Despite the defendant's insistence that he be allowed to represent himself, a Ventura County Superior Court judge Thursday appointed the public defender's office to represent a man accused of setting a series of fires in downtown Ventura.

Ronald K. Sneed, 48, has pleaded not guilty to eight counts of arson stemming from the Oct. 7 fires, one of which caused $240,000 in damage to an American Red Cross office on East Santa Clara Street.

Sneed, a Santa Barbara resident who formerly lived in Oxnard, has represented himself at his two arraignments, his preliminary hearing and other proceedings. His court file is replete with hand-penciled motions seeking to suppress evidence, reduce bail and obtain a court-paid investigator, among other things.

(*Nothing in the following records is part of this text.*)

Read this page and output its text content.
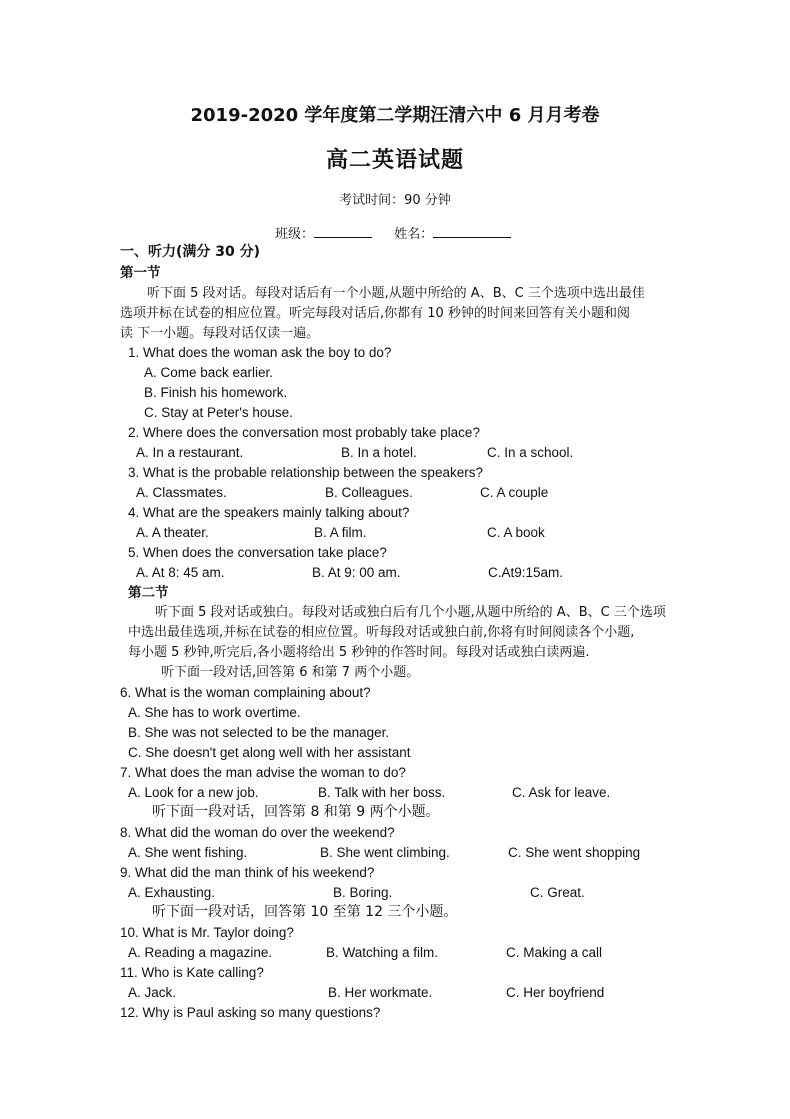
2019-2020 学年度第二学期汪清六中 6 月月考卷
高二英语试题
考试时间：90 分钟
班级：	姓名：
一、听力(满分 30 分)
第一节
听下面 5 段对话。每段对话后有一个小题,从题中所给的 A、B、C 三个选项中选出最佳
选项并标在试卷的相应位置。听完每段对话后,你都有 10 秒钟的时间来回答有关小题和阅
读 下一小题。每段对话仅读一遍。
1. What does the woman ask the boy to do?
A. Come back earlier.
B. Finish his homework.
C. Stay at Peter's house.
2. Where does the conversation most probably take place?
A. In a restaurant.	B. In a hotel.	C. In a school.
3. What is the probable relationship between the speakers?
A. Classmates.	B. Colleagues.	C. A couple
4. What are the speakers mainly talking about?
A. A theater.	B. A film.	C. A book
5. When does the conversation take place?
A. At 8: 45 am.	B. At 9: 00 am.	C.At9:15am.
第二节
听下面 5 段对话或独白。每段对话或独白后有几个小题,从题中所给的 A、B、C 三个选项
中选出最佳选项,并标在试卷的相应位置。听每段对话或独白前,你将有时间阅读各个小题,
每小题 5 秒钟,听完后,各小题将给出 5 秒钟的作答时间。每段对话或独白读两遍.
听下面一段对话,回答第 6 和第 7 两个小题。
6. What is the woman complaining about?
A. She has to work overtime.
B. She was not selected to be the manager.
C. She doesn't get along well with her assistant
7. What does the man advise the woman to do?
A. Look for a new job.	B. Talk with her boss.	C. Ask for leave.
听下面一段对话，回答第 8 和第 9 两个小题。
8. What did the woman do over the weekend?
A. She went fishing.	B. She went climbing.	C. She went shopping
9. What did the man think of his weekend?
A. Exhausting.	B. Boring.	C. Great.
听下面一段对话，回答第 10 至第 12 三个小题。
10. What is Mr. Taylor doing?
A. Reading a magazine.	B. Watching a film.	C. Making a call
11. Who is Kate calling?
A. Jack.	B. Her workmate.	C. Her boyfriend
12. Why is Paul asking so many questions?
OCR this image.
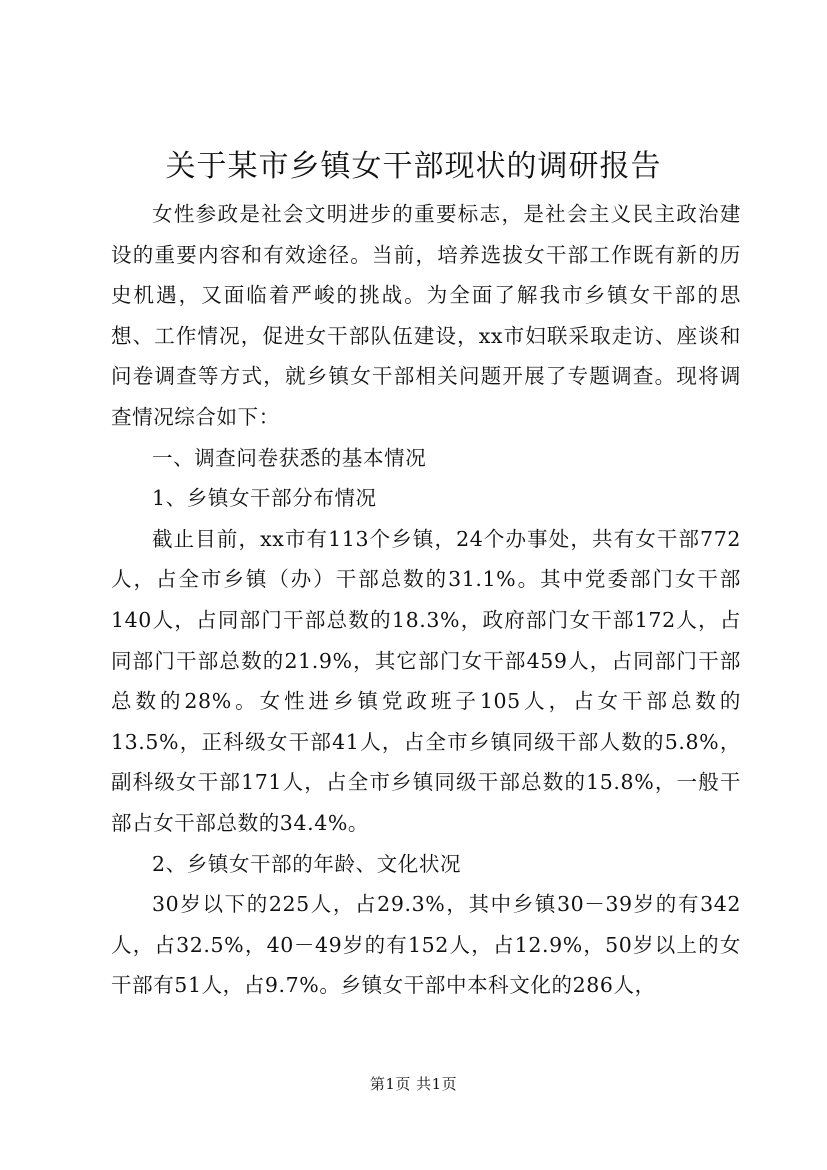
关于某市乡镇女干部现状的调研报告

女性参政是社会文明进步的重要标志，是社会主义民主政治建设的重要内容和有效途径。当前，培养选拔女干部工作既有新的历史机遇，又面临着严峻的挑战。为全面了解我市乡镇女干部的思想、工作情况，促进女干部队伍建设，xx市妇联采取走访、座谈和问卷调查等方式，就乡镇女干部相关问题开展了专题调查。现将调查情况综合如下：

一、调查问卷获悉的基本情况

1、乡镇女干部分布情况

截止目前，xx市有113个乡镇，24个办事处，共有女干部772人，占全市乡镇（办）干部总数的31.1%。其中党委部门女干部140人，占同部门干部总数的18.3%，政府部门女干部172人，占同部门干部总数的21.9%，其它部门女干部459人，占同部门干部总数的28%。女性进乡镇党政班子105人，占女干部总数的13.5%，正科级女干部41人，占全市乡镇同级干部人数的5.8%，副科级女干部171人，占全市乡镇同级干部总数的15.8%，一般干部占女干部总数的34.4%。

2、乡镇女干部的年龄、文化状况

30岁以下的225人，占29.3%，其中乡镇30－39岁的有342人，占32.5%，40－49岁的有152人，占12.9%，50岁以上的女干部有51人，占9.7%。乡镇女干部中本科文化的286人，

第1页 共1页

This week, as the Jan. 6 deadline for starting the trial neared, the case was transferred from Judge Charles R. McGrath to Judge Barbara A. Lane. After presiding at pretrial hearings Tuesday and Thursday, Lane decided that Sneed was incapable of defending himself.

"I don't think he is competent," Lane said. "He has been totally non-responsive to every question I ask. He thinks he can just repeat phrases such as lack of evidence and that this will result in the charges being dismissed. That is not rational."

Lane also ordered Sneed to undergo evaluation by a psychologist and a psychiatrist appointed by the court. They will determine whether Sneed is competent to stand trial and whether he is able to assist his attorney.

The judge said her order would push back the speedy-trial deadline by three weeks. Sneed was ordered to appear back in McGrath's courtroom on Jan. 23.

Both Sneed and Deputy Dist. Atty. Richard E. Simon objected to the judge's decisions.

"I wish to represent myself," Sneed said, noting that both McGrath and the magistrate at the preliminary hearing--Municipal Court Judge Barry B. Klopfer--had allowed him to do so.

Simon, who later described Sneed as "a weird dude," told Lane that he believes the defendant "has an understanding of the process and has a strategy." He said he feared that delaying the trial and forcing Sneed to accept court-appointed counsel could create grounds for reversing a possible conviction.

Sneed remains in Ventura County Jail in lieu of $25,000 bail.